Mermaid Melody Pichi Pichi Pitch, the anime adaptation, also received mixed reviews. Khan Ridwan of Animefringe and Jennifer Berman of THEM Anime Reviews drew comparisons to Cardcaptor Sakura and Sailor Moon, while stating that the show offered "nothing new" for the shōjo and magical girl genres. Another review by Melissa Sterneberg of THEM Anime Reviews was more favorable, praising the voice cast and their singing abilities. Likewise, fan response was more positive. The anime adaptation was described by Animefringe to have a cult following in 2004, particularly in Germany, through fansubs distributed on the Internet and the game adaptations on the Game Boy Advance.

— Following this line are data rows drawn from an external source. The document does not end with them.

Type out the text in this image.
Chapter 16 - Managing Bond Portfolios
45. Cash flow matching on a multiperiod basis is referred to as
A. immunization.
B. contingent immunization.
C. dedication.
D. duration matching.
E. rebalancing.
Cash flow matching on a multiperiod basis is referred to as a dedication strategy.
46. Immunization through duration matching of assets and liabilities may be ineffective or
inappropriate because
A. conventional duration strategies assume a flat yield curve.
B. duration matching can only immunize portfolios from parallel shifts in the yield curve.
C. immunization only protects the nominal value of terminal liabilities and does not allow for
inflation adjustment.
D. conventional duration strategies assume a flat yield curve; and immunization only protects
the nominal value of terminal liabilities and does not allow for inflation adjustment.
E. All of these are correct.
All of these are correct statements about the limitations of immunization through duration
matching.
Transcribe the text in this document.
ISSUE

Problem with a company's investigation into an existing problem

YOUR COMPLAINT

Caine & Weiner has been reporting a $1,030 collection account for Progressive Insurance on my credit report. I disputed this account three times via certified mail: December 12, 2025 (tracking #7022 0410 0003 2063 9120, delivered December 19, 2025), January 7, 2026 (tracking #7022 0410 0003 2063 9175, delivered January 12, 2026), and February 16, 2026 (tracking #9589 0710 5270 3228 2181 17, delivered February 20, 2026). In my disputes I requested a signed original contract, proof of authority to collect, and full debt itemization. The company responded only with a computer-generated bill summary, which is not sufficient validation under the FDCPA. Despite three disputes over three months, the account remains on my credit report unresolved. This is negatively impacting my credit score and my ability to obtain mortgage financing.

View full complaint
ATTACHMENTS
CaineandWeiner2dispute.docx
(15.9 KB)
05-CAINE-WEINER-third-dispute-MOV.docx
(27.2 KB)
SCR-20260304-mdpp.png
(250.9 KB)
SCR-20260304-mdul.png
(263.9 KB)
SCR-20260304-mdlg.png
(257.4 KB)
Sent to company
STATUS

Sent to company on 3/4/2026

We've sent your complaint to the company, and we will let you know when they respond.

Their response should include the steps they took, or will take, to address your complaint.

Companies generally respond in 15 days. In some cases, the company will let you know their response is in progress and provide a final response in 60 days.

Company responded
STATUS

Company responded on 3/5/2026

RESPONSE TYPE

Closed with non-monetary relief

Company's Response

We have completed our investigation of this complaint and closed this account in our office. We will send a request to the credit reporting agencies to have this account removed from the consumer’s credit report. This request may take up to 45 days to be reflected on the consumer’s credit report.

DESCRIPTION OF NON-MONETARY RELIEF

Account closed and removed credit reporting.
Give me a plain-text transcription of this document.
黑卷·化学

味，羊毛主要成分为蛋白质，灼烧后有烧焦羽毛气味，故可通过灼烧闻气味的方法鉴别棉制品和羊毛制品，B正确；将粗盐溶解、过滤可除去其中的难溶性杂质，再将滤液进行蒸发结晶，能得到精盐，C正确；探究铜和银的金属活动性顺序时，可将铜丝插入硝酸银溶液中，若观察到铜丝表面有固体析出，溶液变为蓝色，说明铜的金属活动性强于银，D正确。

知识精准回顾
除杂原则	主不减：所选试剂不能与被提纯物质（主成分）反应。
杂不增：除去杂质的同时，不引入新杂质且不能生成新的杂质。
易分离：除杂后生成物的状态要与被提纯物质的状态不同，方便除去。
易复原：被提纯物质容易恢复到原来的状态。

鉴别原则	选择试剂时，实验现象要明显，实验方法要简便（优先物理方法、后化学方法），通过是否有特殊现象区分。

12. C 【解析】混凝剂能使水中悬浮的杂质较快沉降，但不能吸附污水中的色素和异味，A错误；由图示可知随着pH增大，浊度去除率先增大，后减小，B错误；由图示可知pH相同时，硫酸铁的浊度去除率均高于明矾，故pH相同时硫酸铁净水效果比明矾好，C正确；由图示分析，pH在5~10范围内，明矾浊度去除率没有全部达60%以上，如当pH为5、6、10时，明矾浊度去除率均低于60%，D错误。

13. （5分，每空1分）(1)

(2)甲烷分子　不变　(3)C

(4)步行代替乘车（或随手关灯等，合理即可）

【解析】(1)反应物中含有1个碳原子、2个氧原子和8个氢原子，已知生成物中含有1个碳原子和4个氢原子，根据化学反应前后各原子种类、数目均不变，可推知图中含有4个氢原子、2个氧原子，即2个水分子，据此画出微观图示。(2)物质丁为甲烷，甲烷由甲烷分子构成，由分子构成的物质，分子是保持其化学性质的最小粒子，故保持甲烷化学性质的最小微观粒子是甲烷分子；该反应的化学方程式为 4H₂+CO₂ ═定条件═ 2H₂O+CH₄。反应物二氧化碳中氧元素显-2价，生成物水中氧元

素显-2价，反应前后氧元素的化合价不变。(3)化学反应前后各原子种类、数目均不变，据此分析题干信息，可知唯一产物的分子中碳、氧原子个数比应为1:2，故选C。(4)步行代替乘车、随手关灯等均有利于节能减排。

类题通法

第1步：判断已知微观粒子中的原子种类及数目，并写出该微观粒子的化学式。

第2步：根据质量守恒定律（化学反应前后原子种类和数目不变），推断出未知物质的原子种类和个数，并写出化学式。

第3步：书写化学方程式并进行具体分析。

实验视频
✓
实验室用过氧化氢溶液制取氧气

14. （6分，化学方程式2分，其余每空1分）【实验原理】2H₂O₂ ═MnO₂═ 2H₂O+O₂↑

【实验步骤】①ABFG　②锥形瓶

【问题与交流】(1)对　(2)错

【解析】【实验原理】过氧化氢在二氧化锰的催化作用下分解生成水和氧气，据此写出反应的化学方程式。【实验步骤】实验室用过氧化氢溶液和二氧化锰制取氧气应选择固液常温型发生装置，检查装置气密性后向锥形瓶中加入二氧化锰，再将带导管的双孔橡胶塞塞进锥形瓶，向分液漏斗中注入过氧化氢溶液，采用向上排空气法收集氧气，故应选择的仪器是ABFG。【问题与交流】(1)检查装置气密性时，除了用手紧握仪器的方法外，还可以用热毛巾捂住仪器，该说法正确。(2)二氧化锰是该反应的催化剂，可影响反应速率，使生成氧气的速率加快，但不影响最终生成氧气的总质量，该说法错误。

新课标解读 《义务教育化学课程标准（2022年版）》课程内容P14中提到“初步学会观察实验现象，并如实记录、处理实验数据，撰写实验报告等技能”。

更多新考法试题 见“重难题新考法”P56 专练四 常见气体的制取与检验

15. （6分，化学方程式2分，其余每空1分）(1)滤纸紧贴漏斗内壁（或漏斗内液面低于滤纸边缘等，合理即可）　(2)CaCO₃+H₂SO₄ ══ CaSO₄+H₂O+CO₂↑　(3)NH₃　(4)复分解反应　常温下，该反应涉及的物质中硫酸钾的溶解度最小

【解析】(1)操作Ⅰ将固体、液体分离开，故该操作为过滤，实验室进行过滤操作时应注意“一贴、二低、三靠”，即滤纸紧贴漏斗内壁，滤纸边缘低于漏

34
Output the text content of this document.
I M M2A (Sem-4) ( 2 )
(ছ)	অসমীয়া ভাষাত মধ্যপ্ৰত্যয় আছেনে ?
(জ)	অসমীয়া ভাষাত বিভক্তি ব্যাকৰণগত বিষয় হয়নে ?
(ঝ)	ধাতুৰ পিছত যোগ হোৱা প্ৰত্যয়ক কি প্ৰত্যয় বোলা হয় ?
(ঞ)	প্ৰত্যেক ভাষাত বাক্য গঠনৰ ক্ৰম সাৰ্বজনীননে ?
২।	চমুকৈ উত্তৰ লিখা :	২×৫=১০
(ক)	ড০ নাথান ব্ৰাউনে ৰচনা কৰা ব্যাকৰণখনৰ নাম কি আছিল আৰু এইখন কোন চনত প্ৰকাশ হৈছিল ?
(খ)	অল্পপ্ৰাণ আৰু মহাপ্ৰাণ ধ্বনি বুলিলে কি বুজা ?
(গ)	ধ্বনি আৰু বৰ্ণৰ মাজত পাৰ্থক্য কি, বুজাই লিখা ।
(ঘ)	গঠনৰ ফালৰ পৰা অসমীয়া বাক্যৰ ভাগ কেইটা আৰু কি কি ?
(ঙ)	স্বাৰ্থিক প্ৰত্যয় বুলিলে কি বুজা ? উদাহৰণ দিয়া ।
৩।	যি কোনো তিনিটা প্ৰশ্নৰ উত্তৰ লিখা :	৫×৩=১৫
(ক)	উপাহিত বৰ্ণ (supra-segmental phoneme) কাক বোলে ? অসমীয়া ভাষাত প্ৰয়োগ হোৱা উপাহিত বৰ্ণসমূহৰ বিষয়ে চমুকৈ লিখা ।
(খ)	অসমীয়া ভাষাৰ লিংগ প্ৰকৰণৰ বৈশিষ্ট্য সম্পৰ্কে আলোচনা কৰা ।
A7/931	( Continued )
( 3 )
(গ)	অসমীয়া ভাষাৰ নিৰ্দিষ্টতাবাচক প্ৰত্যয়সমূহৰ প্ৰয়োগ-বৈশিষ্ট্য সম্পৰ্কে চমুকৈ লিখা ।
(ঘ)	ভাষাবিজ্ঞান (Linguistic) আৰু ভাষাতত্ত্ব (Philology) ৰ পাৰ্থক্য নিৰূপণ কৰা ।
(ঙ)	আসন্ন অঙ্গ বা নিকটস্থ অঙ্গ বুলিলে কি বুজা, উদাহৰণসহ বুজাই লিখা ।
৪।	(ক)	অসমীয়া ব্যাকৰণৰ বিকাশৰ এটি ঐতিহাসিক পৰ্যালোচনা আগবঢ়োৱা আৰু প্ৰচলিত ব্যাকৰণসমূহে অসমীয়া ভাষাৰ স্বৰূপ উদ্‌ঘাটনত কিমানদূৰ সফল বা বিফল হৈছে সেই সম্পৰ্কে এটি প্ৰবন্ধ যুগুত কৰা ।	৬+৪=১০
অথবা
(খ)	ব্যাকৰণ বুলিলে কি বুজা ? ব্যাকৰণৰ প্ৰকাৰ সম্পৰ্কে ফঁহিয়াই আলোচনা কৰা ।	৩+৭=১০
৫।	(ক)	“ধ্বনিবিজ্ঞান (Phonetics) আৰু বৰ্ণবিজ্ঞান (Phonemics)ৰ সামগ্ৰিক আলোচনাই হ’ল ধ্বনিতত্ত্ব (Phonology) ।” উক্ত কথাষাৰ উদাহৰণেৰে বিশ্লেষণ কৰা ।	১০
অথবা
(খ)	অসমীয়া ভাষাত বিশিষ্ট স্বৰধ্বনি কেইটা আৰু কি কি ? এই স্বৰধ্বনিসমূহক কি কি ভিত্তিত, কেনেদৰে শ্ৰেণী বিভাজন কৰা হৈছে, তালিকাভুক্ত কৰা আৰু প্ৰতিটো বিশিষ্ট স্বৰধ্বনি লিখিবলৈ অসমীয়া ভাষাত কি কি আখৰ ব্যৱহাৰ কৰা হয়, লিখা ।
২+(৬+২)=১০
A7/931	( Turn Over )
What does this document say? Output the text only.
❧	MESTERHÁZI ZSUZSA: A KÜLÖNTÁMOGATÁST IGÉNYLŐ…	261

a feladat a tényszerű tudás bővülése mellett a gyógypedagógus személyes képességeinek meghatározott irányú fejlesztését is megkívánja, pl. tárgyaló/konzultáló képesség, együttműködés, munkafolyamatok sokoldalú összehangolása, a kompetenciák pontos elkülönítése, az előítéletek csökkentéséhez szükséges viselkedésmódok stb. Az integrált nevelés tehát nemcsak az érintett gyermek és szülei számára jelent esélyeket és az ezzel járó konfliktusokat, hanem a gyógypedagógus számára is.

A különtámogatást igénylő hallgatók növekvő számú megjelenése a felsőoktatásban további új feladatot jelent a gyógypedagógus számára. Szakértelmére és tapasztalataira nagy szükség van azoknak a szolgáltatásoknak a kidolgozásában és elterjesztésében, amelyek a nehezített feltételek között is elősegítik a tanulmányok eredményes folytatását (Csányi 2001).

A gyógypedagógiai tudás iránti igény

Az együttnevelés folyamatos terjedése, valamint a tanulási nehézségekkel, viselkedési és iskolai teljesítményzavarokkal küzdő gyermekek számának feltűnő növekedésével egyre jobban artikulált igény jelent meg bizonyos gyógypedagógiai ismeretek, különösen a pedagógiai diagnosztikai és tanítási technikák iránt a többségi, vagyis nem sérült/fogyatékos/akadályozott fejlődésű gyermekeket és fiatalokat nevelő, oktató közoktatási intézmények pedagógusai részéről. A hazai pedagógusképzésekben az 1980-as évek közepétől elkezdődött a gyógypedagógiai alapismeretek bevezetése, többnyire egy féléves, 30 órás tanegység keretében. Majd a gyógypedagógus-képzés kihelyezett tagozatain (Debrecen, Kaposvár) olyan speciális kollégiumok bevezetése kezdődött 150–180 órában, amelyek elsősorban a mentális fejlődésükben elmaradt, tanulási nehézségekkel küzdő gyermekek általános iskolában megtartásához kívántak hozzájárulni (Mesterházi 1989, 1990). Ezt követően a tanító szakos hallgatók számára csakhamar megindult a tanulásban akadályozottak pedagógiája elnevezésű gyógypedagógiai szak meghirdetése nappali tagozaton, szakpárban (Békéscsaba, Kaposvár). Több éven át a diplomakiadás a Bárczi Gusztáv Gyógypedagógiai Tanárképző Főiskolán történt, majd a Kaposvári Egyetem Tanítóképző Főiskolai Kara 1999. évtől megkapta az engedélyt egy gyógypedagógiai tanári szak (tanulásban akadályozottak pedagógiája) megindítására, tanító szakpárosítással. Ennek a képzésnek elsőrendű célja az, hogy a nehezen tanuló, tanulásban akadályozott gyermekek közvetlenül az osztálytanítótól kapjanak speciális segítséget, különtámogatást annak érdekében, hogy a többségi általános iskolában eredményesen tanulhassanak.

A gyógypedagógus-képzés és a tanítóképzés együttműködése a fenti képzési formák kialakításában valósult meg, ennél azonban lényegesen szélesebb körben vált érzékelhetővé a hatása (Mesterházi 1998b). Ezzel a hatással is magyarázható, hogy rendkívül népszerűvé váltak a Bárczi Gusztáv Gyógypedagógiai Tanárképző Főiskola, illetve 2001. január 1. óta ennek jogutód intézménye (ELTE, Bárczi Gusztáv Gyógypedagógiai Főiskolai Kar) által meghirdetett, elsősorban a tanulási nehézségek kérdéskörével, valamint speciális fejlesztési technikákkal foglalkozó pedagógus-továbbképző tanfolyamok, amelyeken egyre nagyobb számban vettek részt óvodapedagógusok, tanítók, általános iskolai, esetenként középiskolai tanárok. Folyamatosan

When Mermaid Melody Pichi Pichi Pitch was broadcast in several countries worldwide, it achieved high viewership within its target demographic. The December 2009 issue of Monthly Business ASCII reported that Mermaid Melody Pichi Pichi Pitch was popular among elementary school girls in Taiwan and more than 1 million VCDs were consecutively sold in the country across four volumes, with the first volume topping convenience store online sales rankings for one month. In 2009, the first season also ranked among 20 cable programs for 10 consecutive months in Portugal. In October 2011, 59.5% of the target demographic watched the show's premiere in Greece.

===Legacy===

In 2019, the voice cast from the anime adaptation and Hanamori held an unofficial fan meeting to celebrate the anime's 15th anniversary, which sold out. The public interest from the event encouraged the editorial department to ask Hanamori to create Mermaid Melody Pichi Pichi Pitch: Aqua, the manga's sequel. In the following years, this led to a revival of Pichi Pichi Pitch, and the anime was rebroadcast on the streaming service Locipo for its 20th anniversary. This followed with multiple collaboration character cafés, pop-up shops, and other merchandise. Pichi Pichi Pitch became associated with nostalgia for the Heisei era (1989–2019), Premium Bandai created replicas of the E-Pitch and other magical items seen in Mermaid Melody Pichi Pichi Pitch as part of their Special Memorize line, a magical girl toy series for adult collectors.